Information’s editorial (not signed, but initialled “bjm”) starts off with the recent comment by American essayist Susan Sontag: “It seems remarkable to me that the USA can go into a land like Iraq, and afterwards ask the rest of the world for money to rebuild it.” Go into Iraq “without the legitimacy of the United Nations,” Information adds; and Sontag’s observation does seem to reflect a large part of the world’s opinion on the Madrid Conference. Indeed, the editorial adds, you could say that it is that “Coalition of the Willing” that should also be “willing” to pay – a coalition which, the paper hastens to add, certainly has included Denmark – including to pay the Iraqi people in compensation for the bombing, occupation, and loss-of-life which they have had to suffer.

For now that the myth of Iraq’s weapons of mass destruction has been exploded, the bottom-line summary of the War in Iraq reads more and more like “merely a tragic bringing-to-bear [“iscenesættelse“] of the USA’s imperial power, built upon lies, fraud, and a cynical confiscation of Iraq’s oil.” And don’t forget how Dick Cheney’s company, Halliburton, and former Republican supremo George Schultz’s, Bechtel, are already profiting mightily from their “privileged contracts” with Iraqi rebuilding – contracts which “smell of dirty corruption.” This is especially galling in light of the poverty and economic desperation most Iraqis are still struggling with.

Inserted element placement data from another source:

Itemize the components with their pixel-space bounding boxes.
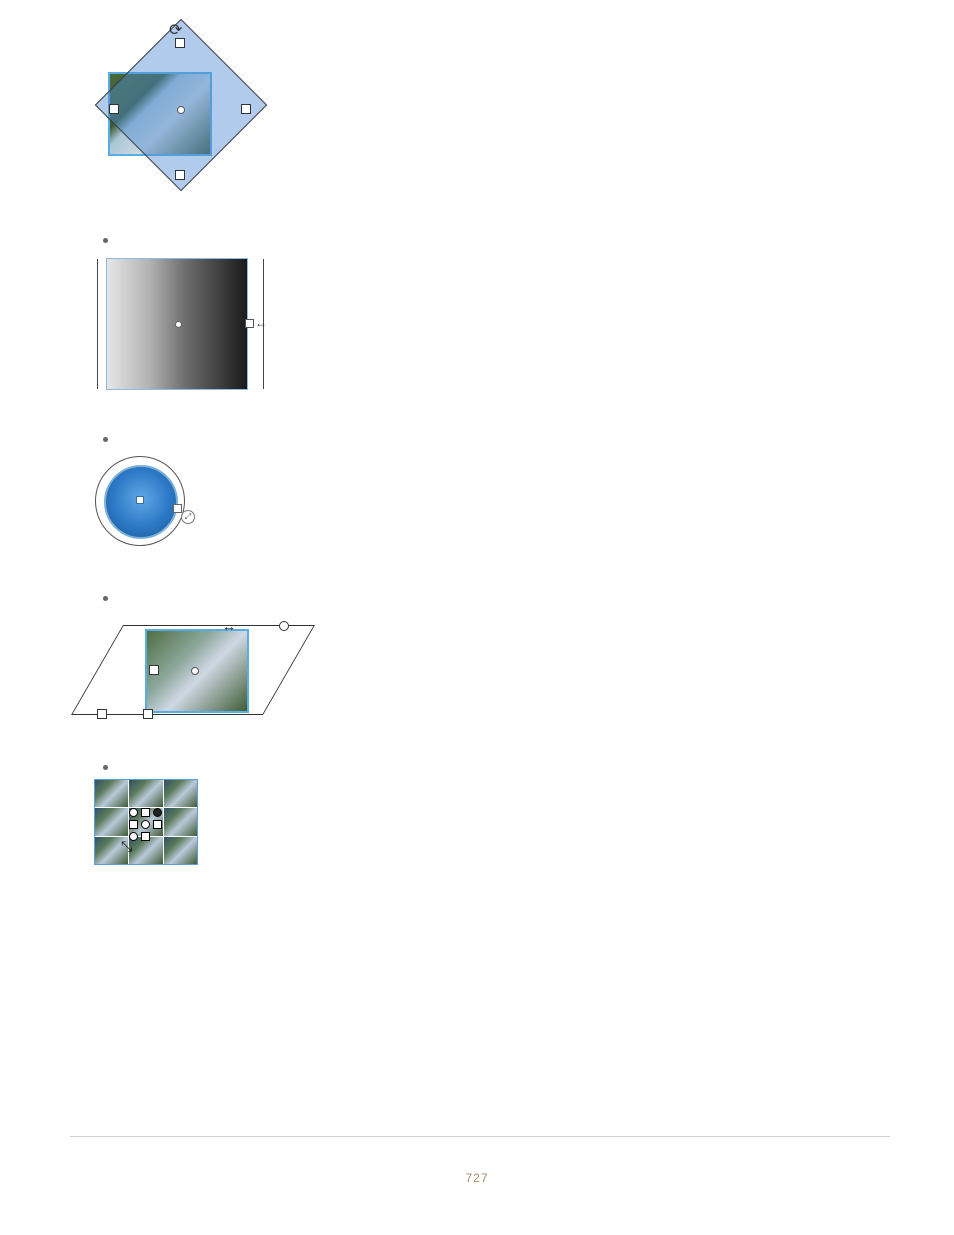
- rotate-cursor-icon: ⟳: [169, 20, 182, 40]
- center-handle: [136, 496, 144, 504]
- selection-handle: [175, 170, 185, 180]
- resize-cursor-icon: ↔: [255, 316, 265, 330]
- tile-cell: [164, 837, 197, 864]
- selection-handle: [141, 820, 150, 829]
- center-handle: [191, 667, 199, 675]
- tile-cell: [164, 808, 197, 835]
- bullet-item: [103, 232, 875, 243]
- selection-handle: [279, 621, 289, 631]
- selection-handle: [149, 665, 159, 675]
- center-handle: [175, 321, 182, 328]
- selection-handle: [141, 808, 150, 817]
- tile-cell: [164, 780, 197, 807]
- selection-handle: [241, 104, 251, 114]
- center-handle: [177, 106, 185, 114]
- skew-cursor-icon: ↔: [222, 618, 236, 634]
- page-content: ⟳ ↔ ⤢: [95, 34, 875, 870]
- selection-handle: [129, 820, 138, 829]
- edge-handle: [173, 504, 182, 513]
- selection-handle: [141, 832, 150, 841]
- footer-divider: [70, 1136, 890, 1137]
- bullet-item: [103, 431, 875, 442]
- bullet-dot-icon: [103, 765, 108, 770]
- bullet-dot-icon: [103, 238, 108, 243]
- page-number: 727: [0, 1171, 954, 1185]
- selection-handle: [143, 709, 153, 719]
- bullet-item: [103, 590, 875, 601]
- selection-handle: [109, 104, 119, 114]
- gradient-guide-line: [97, 259, 98, 389]
- bullet-dot-icon: [103, 437, 108, 442]
- bullet-item: [103, 759, 875, 770]
- bullet-dot-icon: [103, 596, 108, 601]
- tile-cell: [95, 808, 128, 835]
- selection-handle: [153, 820, 162, 829]
- move-cursor-icon: ⤡: [121, 838, 132, 855]
- figure-radial-scale: ⤢: [95, 452, 215, 562]
- edge-handle: [245, 319, 254, 328]
- tile-cell: [95, 780, 128, 807]
- figure-linear-gradient: ↔: [95, 253, 295, 403]
- figure-rotate-crop: ⟳: [95, 34, 295, 204]
- figure-skew-transform: ↔: [95, 611, 325, 731]
- selection-handle: [129, 808, 138, 817]
- tile-cell: [129, 780, 162, 807]
- selection-handle: [153, 808, 162, 817]
- control-point-cluster: [129, 808, 163, 842]
- selection-handle: [97, 709, 107, 719]
- figure-tile-pattern: ⤡: [95, 780, 205, 870]
- scale-cursor-icon: ⤢: [181, 510, 195, 524]
- document-page: ⟳ ↔ ⤢: [0, 0, 954, 1235]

OK, OK. Still, the newspaper concedes, the Madrid Conference and its results are a good thing, showing an admirable international solidarity with the Iraqi people. With this help, now that economic sanctions are gone, now that the Baath regime that milked the country as its personal economic fiefdom is gone, Iraqis can rightly hope for the future.

Of course, there are many other of the Earth’s people who deserve a similar break, a similar show of international solidarity to help ease them out of their poverty and misery – such as the population of sub-Saharan Africa. If there is to be any talk of a “Marshall Plan,” it is these long-suffering people who deserve to be its target, says Information – not that it should be at the cost of the help which, as the newspaper takes pain to declare, the Iraqis certainly deserve and need.

So is Information just being wishy-washy? “Give A massive economic help, but also don’t forget to give B the same.” Not really: in the short run, the reason why less along these lines is possible than it should be, says the newspaper, is the cynical behavior of some: “In this connection,” it writes, “it merely calls forth our contempt that a rich land such as France has not desired to give a euro to Iraq’s re-building.” Don’t the French realize that, after the passage of that latest UN Security Council resolution on Iraq, numbered 1511, this attitude is no longer tenable? That resolution is a historical step, because at its core it returns Iraq’s sovereignty to the Governing Council, as long as it formulates and carries out a plan to provide for a new constitution, elections, and the ultimate return of Iraq’s complete sovereignty as a free, democratic state. (With all foreign troops presumably gone by then, at least those who are not explicitly invited to stay by the country’s new leaders. The reference here is to Thomas Friedman’s recent proposal to invite Iraq to join NATO, and its my reference, not one that Information makes).

In all, writes Information, no matter what you may think about the justness or unjustness of the War in Iraq, it’s time for everyone to leave all those old arguments and resentments behind. It’s time to recognize that the international community as a whole, with the aforementioned UN resolution and this Madrid Conference, has embarked upon a hopeful course to help build a new Iraq, a new Iraq that the Iraqis deserve.